News | May 16, 2022

Multi-Axis Metal Additive Manufacturing Without Support Structures

A collaborative team from Promation, ModuleWorks, and Multi-Scale Additive Manufacturing (MSAM) Laboratory of the University of Waterloo has developed and successfully tested a new method for manufacturing overhang geometries without the need for support structures. The tests were conducted at the University of Waterloo in Ontario, Canada using Laser Directed Energy Deposition (LDED). By eliminating support structures, the team was able to simplify process planning and reduce waste material.

Parts with geometric overhangs, such as pipes with bends, pose a special challenge for additive processes that deposit material in horizontal layers. To deposit material in the overhang area of the bend, the process needs to incorporate support structures that allow the layers to extend beyond the pipe. This works well enough but incorporating support structures adds time and effort to production planning and creates extra waste material.

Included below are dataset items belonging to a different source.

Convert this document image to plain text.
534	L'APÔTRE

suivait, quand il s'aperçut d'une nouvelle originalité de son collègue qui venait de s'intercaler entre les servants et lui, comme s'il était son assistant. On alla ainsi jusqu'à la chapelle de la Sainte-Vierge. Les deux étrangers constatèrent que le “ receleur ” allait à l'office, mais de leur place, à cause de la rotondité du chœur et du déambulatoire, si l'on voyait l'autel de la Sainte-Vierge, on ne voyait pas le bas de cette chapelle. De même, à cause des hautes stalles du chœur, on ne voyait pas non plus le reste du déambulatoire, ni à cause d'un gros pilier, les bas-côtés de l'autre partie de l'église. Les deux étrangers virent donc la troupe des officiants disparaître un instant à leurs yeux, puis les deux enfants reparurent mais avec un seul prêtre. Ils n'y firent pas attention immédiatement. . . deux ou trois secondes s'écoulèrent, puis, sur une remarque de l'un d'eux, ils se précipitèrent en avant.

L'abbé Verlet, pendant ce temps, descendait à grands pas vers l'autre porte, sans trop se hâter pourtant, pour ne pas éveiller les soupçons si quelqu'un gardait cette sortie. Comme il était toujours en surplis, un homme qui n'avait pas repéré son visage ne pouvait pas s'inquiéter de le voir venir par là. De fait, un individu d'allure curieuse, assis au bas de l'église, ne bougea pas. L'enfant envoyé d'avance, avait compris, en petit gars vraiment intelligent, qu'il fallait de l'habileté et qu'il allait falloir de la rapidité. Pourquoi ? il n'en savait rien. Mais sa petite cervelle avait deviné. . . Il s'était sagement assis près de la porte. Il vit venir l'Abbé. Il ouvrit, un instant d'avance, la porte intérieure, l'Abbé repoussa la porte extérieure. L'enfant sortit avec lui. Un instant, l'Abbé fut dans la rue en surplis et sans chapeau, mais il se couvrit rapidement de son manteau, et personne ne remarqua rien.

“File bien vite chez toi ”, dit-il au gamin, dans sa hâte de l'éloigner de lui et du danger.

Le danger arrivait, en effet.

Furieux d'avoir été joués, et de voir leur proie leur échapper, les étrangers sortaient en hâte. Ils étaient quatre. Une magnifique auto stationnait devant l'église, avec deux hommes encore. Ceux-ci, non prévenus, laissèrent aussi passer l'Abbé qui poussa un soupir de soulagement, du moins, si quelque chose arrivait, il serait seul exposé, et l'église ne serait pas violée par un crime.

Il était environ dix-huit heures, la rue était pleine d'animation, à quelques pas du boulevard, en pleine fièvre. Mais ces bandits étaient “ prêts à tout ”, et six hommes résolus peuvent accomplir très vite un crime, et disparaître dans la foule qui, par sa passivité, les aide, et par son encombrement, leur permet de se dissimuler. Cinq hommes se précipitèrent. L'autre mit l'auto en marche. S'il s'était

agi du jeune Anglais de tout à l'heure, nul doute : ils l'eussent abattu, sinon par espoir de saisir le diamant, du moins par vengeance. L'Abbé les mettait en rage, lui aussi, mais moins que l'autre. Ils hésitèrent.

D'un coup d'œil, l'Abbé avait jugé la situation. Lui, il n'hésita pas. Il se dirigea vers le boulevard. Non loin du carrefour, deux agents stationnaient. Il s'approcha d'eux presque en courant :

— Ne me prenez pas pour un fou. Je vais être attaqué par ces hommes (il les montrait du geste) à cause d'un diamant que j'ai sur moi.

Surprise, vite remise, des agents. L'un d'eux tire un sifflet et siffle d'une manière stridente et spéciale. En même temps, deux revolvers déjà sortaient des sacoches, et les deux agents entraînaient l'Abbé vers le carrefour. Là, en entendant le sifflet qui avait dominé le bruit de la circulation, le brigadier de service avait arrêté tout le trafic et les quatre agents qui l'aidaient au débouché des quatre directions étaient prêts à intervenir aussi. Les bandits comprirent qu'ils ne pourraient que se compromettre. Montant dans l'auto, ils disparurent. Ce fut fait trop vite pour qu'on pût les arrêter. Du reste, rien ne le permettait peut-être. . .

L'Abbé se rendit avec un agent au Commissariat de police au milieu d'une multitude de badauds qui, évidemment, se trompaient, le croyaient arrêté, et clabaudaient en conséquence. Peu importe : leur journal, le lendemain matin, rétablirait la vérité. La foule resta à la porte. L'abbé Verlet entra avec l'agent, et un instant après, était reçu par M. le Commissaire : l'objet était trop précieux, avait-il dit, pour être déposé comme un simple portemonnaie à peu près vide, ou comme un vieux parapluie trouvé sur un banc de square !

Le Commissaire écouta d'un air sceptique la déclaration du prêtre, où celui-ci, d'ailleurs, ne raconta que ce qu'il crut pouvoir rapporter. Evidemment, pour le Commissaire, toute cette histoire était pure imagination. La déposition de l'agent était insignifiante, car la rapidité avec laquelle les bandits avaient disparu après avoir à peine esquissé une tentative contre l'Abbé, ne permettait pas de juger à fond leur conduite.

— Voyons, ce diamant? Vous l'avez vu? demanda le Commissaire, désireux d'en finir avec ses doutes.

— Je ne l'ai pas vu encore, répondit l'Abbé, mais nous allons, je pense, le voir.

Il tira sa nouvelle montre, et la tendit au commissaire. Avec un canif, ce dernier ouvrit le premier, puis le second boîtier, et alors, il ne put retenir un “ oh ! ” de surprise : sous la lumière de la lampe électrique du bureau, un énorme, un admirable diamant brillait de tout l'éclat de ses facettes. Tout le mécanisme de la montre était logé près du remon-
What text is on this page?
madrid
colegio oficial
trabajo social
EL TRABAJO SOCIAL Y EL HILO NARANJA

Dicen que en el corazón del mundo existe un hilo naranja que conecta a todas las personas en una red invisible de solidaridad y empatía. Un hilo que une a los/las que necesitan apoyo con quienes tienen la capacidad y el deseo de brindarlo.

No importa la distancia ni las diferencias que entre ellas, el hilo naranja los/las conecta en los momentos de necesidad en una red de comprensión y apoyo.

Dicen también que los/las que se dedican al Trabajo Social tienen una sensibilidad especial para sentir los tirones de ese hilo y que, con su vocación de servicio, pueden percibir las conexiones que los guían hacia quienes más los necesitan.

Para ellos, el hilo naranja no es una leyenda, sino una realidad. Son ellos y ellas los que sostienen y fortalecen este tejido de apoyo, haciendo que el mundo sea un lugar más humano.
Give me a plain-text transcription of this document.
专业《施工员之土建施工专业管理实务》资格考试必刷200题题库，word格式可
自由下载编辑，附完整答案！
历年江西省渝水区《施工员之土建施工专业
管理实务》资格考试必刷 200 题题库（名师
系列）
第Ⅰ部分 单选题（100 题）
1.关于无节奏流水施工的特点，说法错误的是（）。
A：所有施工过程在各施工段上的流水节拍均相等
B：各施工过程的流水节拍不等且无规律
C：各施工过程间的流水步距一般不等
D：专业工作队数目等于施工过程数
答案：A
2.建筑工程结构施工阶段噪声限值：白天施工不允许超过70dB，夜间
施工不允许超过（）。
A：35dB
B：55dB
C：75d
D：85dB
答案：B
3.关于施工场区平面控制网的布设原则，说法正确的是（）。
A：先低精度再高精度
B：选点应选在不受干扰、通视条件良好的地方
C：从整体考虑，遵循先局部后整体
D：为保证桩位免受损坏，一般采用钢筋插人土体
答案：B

To simplify and speed up the LDED process, Promation, ModuleWorks, and MSAM teamed up to develop a new method that deposits the layers in non-horizontal planes. The printing nozzle is mounted on a 6-axis robotic arm to ensure it always remains tangent to the deposition surface which is automatically tilted using a 2-axis positioner. Applying deposition layers to a tilted surface enables pipe bends and other overhang geometries to be printed without support structures, which simplifies production planning and reduces waste material.

In the laboratory tests, the team used the new method to manufacture a pipe with a 45-degree bend with no support structures. The new method was also used to successfully print a closed hollow dome.